Uranium push heats up

Congress might not be able to decide how to dispose of nuclear waste, but it did agree on the need for a new uranium reserve.

Lawmakers provided $75 million, half of the amount sought by DOE, for developing the reserve. Backers argue it’s a national security imperative because the United States now imports about 90% of its uranium.

It’s far from certain that the Biden administration will show much interest in the effort, which has not been authorized by Congress.

The Government Accountability Office said in a recent report that DOE has yet to offer a clear rationale for its push to shore up domestic production (E&E News PM, Dec. 10).

Democrats, for their part, focused on more than $800 million in the bill that will go toward decommissioning uranium nuclear weapons.

Absent was any mention of the Yucca Mountain nuclear waste repository in Nevada. While experts have long argued the nation needs a permanent nuclear disposal site and the Silver State is a viable option, Congress for the past several years has refused to fund it amid fierce opposition from Nevada lawmakers. The bill does provide about $20 million for interim nuclear waste storage.

Lobbyists win

The single biggest winner in the 5,593-page bill — more than four times the size of Leo Tolstoy’s "War and Peace" — may be lobbyists and other interests.

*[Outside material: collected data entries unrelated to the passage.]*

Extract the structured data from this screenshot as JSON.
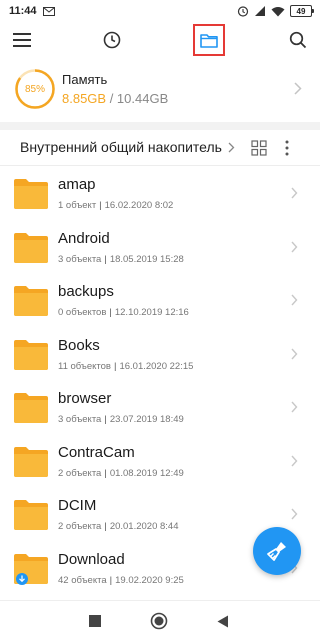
{
  "status_bar": {
    "time": "11:44",
    "battery": "49"
  },
  "toolbar": {
    "menu_icon": "hamburger-menu-icon",
    "history_icon": "clock-icon",
    "folder_icon": "folder-outline-icon",
    "search_icon": "search-icon",
    "accent_color": "#2196f3",
    "highlight_color": "#e53935"
  },
  "storage": {
    "percent_label": "85%",
    "percent": 0.85,
    "title": "Память",
    "used": "8.85GB",
    "separator_total": " / 10.44GB",
    "ring_color": "#f4a623"
  },
  "location": {
    "label": "Внутренний общий накопитель"
  },
  "files": [
    {
      "name": "amap",
      "count": "1 объект",
      "date": "16.02.2020 8:02"
    },
    {
      "name": "Android",
      "count": "3 объекта",
      "date": "18.05.2019 15:28"
    },
    {
      "name": "backups",
      "count": "0 объектов",
      "date": "12.10.2019 12:16"
    },
    {
      "name": "Books",
      "count": "11 объектов",
      "date": "16.01.2020 22:15"
    },
    {
      "name": "browser",
      "count": "3 объекта",
      "date": "23.07.2019 18:49"
    },
    {
      "name": "ContraCam",
      "count": "2 объекта",
      "date": "01.08.2019 12:49"
    },
    {
      "name": "DCIM",
      "count": "2 объекта",
      "date": "20.01.2020 8:44"
    },
    {
      "name": "Download",
      "count": "42 объекта",
      "date": "19.02.2020 9:25"
    }
  ],
  "folder_color": "#f9b93a",
  "fab": {
    "icon": "broom-clean-icon"
  },
  "nav": {
    "recents_icon": "square-icon",
    "home_icon": "circle-icon",
    "back_icon": "triangle-back-icon"
  }
}
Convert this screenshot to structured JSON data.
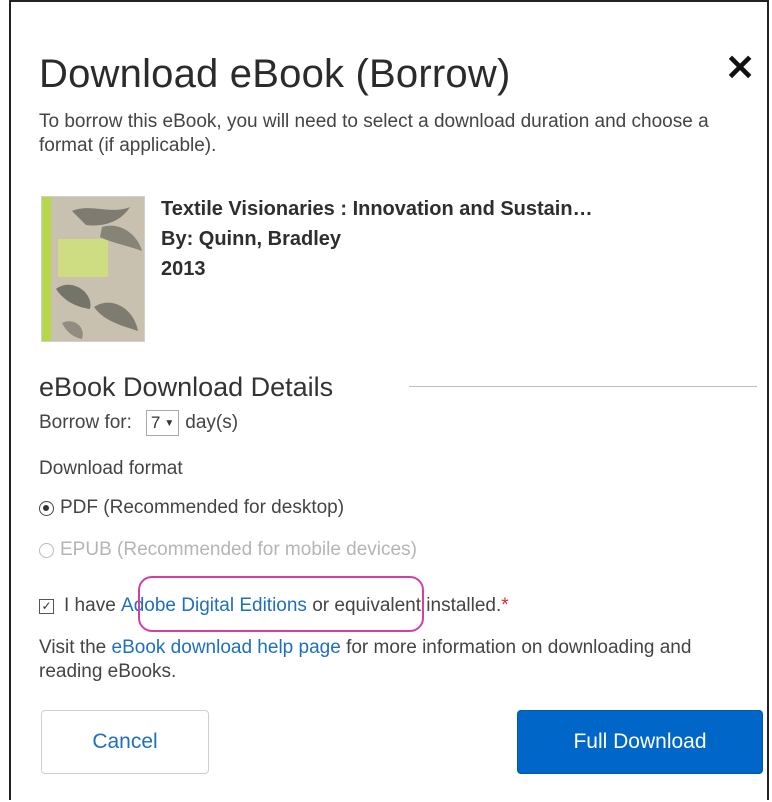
{
  "dialog": {
    "title": "Download eBook (Borrow)",
    "close_glyph": "✕",
    "intro": "To borrow this eBook, you will need to select a download duration and choose a format (if applicable)."
  },
  "book": {
    "title": "Textile Visionaries : Innovation and Sustain…",
    "author": "By: Quinn, Bradley",
    "year": "2013",
    "cover_icon": "book-cover-image"
  },
  "details": {
    "heading": "eBook Download Details",
    "borrow_label": "Borrow for:",
    "borrow_value": "7",
    "borrow_unit": "day(s)",
    "format_label": "Download format",
    "formats": [
      {
        "label": "PDF (Recommended for desktop)",
        "selected": true,
        "enabled": true
      },
      {
        "label": "EPUB (Recommended for mobile devices)",
        "selected": false,
        "enabled": false
      }
    ]
  },
  "agreement": {
    "prefix": "I have",
    "link": "Adobe Digital Editions",
    "suffix": "or equivalent installed.",
    "required_mark": "*",
    "checked": true
  },
  "help": {
    "prefix": "Visit the",
    "link": "eBook download help page",
    "suffix": "for more information on downloading and reading eBooks."
  },
  "buttons": {
    "cancel": "Cancel",
    "download": "Full Download"
  },
  "colors": {
    "link": "#1f6fbf",
    "primary": "#0066c8",
    "highlight": "#d33fa6",
    "required": "#d12b2b"
  }
}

Lawmakers had only a few hours to review the package before voting on it yesterday, making it all but impossible for them to ferret out overly favorable tax breaks, questionable spending or last-minute policy provisions.

Some lawmakers cited that as reason for opposing it, despite the need for pandemic aid and new agency funding.

And while charges of large-scale wasteful spending may be inflated, K Street ultimately could prove the biggest winner of the $2.4 trillion package that touches on nearly every sector of the nation’s economy and likely had lobbying shops working overtime to help craft it.